A marcha da pamonha


A decisão do Supremo Tribunal Federal sobre a marcha da maconha não poderia ter sido outra. O STF não autorizou o uso de drogas nem o incentivou. Coube ao tribunal cumprir o papel de guardião da Constituição.

Por provocação da Procuradoria-Geral da República (PGR), em ação de descumprimento de preceito fundamental (ADPF) firmada pela SubPGR Deborah Duprat, o STF acabou com o atordoante festival de liminares que vinham proibindo a marcha da Cannabis sativa pelo Brasil.

Nem o MPF, que propôs a ação, tampouco o STF, que a julgou procedente por unanimidade, pretendem estimular ou autorizar o uso dessa droga. O Brasil é signatário da Convenção de Viena de 1988, que coíbe o narcotráfico, e tem lei contra substâncias entorpecentes, a Lei 11.343/06. Porém, o País também tem liberdades públicas. Duas delas estavam em jogo na questão “maconheira”. As liberdades de reunião e de manifestação do pensamento.

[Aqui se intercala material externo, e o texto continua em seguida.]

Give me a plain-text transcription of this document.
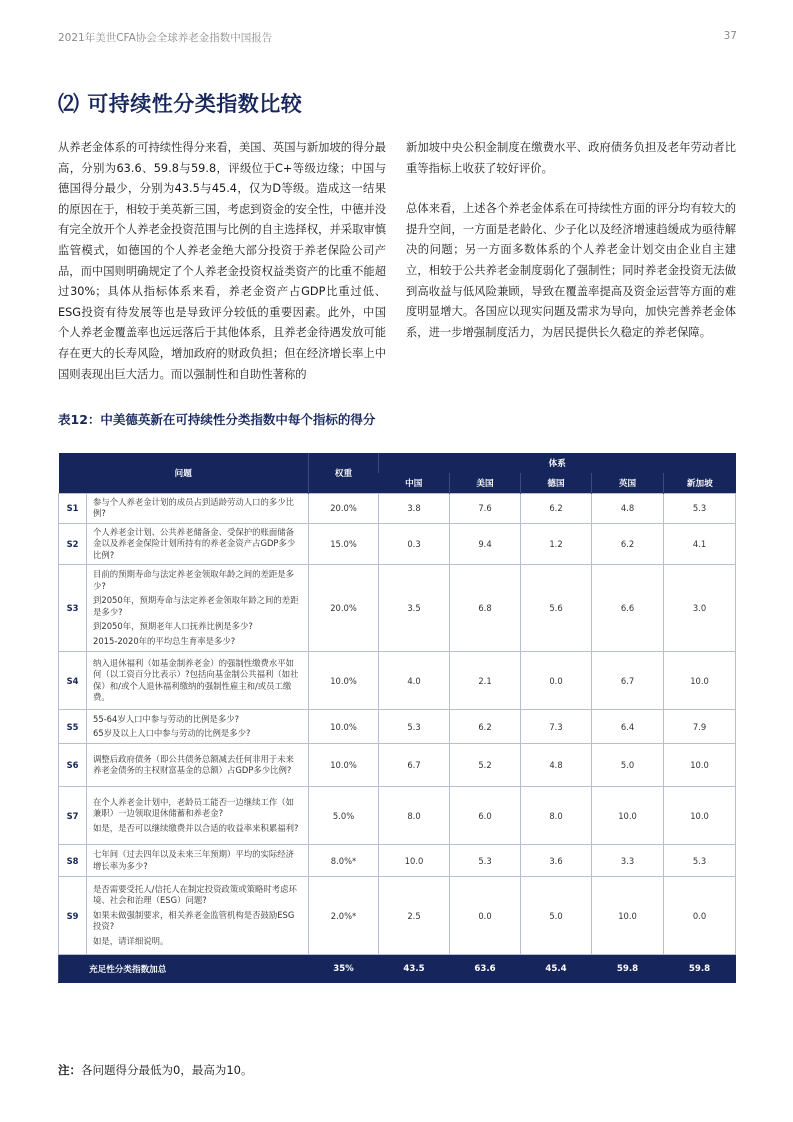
2021年美世CFA协会全球养老金指数中国报告	37
⑵ 可持续性分类指数比较

从养老金体系的可持续性得分来看，美国、英国与新加坡的得分最高，分别为63.6、59.8与59.8，评级位于C+等级边缘；中国与德国得分最少，分别为43.5与45.4，仅为D等级。造成这一结果的原因在于，相较于美英新三国，考虑到资金的安全性，中德并没有完全放开个人养老金投资范围与比例的自主选择权，并采取审慎监管模式，如德国的个人养老金绝大部分投资于养老保险公司产品，而中国则明确规定了个人养老金投资权益类资产的比重不能超过30%；具体从指标体系来看，养老金资产占GDP比重过低、ESG投资有待发展等也是导致评分较低的重要因素。此外，中国个人养老金覆盖率也远远落后于其他体系，且养老金待遇发放可能存在更大的长寿风险，增加政府的财政负担；但在经济增长率上中国则表现出巨大活力。而以强制性和自助性著称的

新加坡中央公积金制度在缴费水平、政府债务负担及老年劳动者比重等指标上收获了较好评价。

总体来看，上述各个养老金体系在可持续性方面的评分均有较大的提升空间，一方面是老龄化、少子化以及经济增速趋缓成为亟待解决的问题；另一方面多数体系的个人养老金计划交由企业自主建立，相较于公共养老金制度弱化了强制性；同时养老金投资无法做到高收益与低风险兼顾，导致在覆盖率提高及资金运营等方面的难度明显增大。各国应以现实问题及需求为导向，加快完善养老金体系，进一步增强制度活力，为居民提供长久稳定的养老保障。

表12：中美德英新在可持续性分类指数中每个指标的得分
问题		权重	体系				
			中国	美国	德国	英国	新加坡
S1	参与个人养老金计划的成员占到适龄劳动人口的多少比例?	20.0%	3.8	7.6	6.2	4.8	5.3
S2	个人养老金计划、公共养老储备金、受保护的账面储备金以及养老金保险计划所持有的养老金资产占GDP多少比例?	15.0%	0.3	9.4	1.2	6.2	4.1
S3	目前的预期寿命与法定养老金领取年龄之间的差距是多少?
到2050年，预期寿命与法定养老金领取年龄之间的差距是多少?
到2050年，预期老年人口抚养比例是多少?
2015-2020年的平均总生育率是多少?	20.0%	3.5	6.8	5.6	6.6	3.0
S4	纳入退休福利（如基金制养老金）的强制性缴费水平如何（以工资百分比表示）?包括向基金制公共福利（如社保）和/或个人退休福利缴纳的强制性雇主和/或员工缴费。	10.0%	4.0	2.1	0.0	6.7	10.0
S5	55-64岁人口中参与劳动的比例是多少?
65岁及以上人口中参与劳动的比例是多少?	10.0%	5.3	6.2	7.3	6.4	7.9
S6	调整后政府债务（即公共债务总额减去任何非用于未来养老金债务的主权财富基金的总额）占GDP多少比例?	10.0%	6.7	5.2	4.8	5.0	10.0
S7	在个人养老金计划中，老龄员工能否一边继续工作（如兼职）一边领取退休储蓄和养老金?
如是，是否可以继续缴费并以合适的收益率来积累福利?	5.0%	8.0	6.0	8.0	10.0	10.0
S8	七年间（过去四年以及未来三年预期）平均的实际经济增长率为多少?	8.0%*	10.0	5.3	3.6	3.3	5.3
S9	是否需要受托人/信托人在制定投资政策或策略时考虑环境、社会和治理（ESG）问题?
如果未做强制要求，相关养老金监管机构是否鼓励ESG投资?
如是，请详细说明。	2.0%*	2.5	0.0	5.0	10.0	0.0
充足性分类指数加总		35%	43.5	63.6	45.4	59.8	59.8
注：各问题得分最低为0，最高为10。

Não são poucas as pessoas que defendem a liberação da maconha. Não são menos numerosos tampouco aqueles que defendem a completa descriminalização das drogas. Aqui na Europa, de onde agora escrevo, o debate é muito intenso em Portugal e na Holanda. Nesta, há espaços próprios para a venda de maconha para uso próprio. Alguns líderes globais, entre eles o ex-presidente Fernando Henrique Cardoso, têm defendido a descriminalização da Cannabis sativa. Nos EUA, uma ONG formada por policiais, advogados e membros do Ministério Público, a Law Enforcement Against Prohibition (LEAP), sustenta abertamente a bandeira descriminalizadora. Estes e outros enxergam o fracasso da guerra global contra as drogas, capitaneada pelos EUA, que tem queimado milhões de “verdinhas” para combater implacavelmente o “matinho” e drogas mais perigosas.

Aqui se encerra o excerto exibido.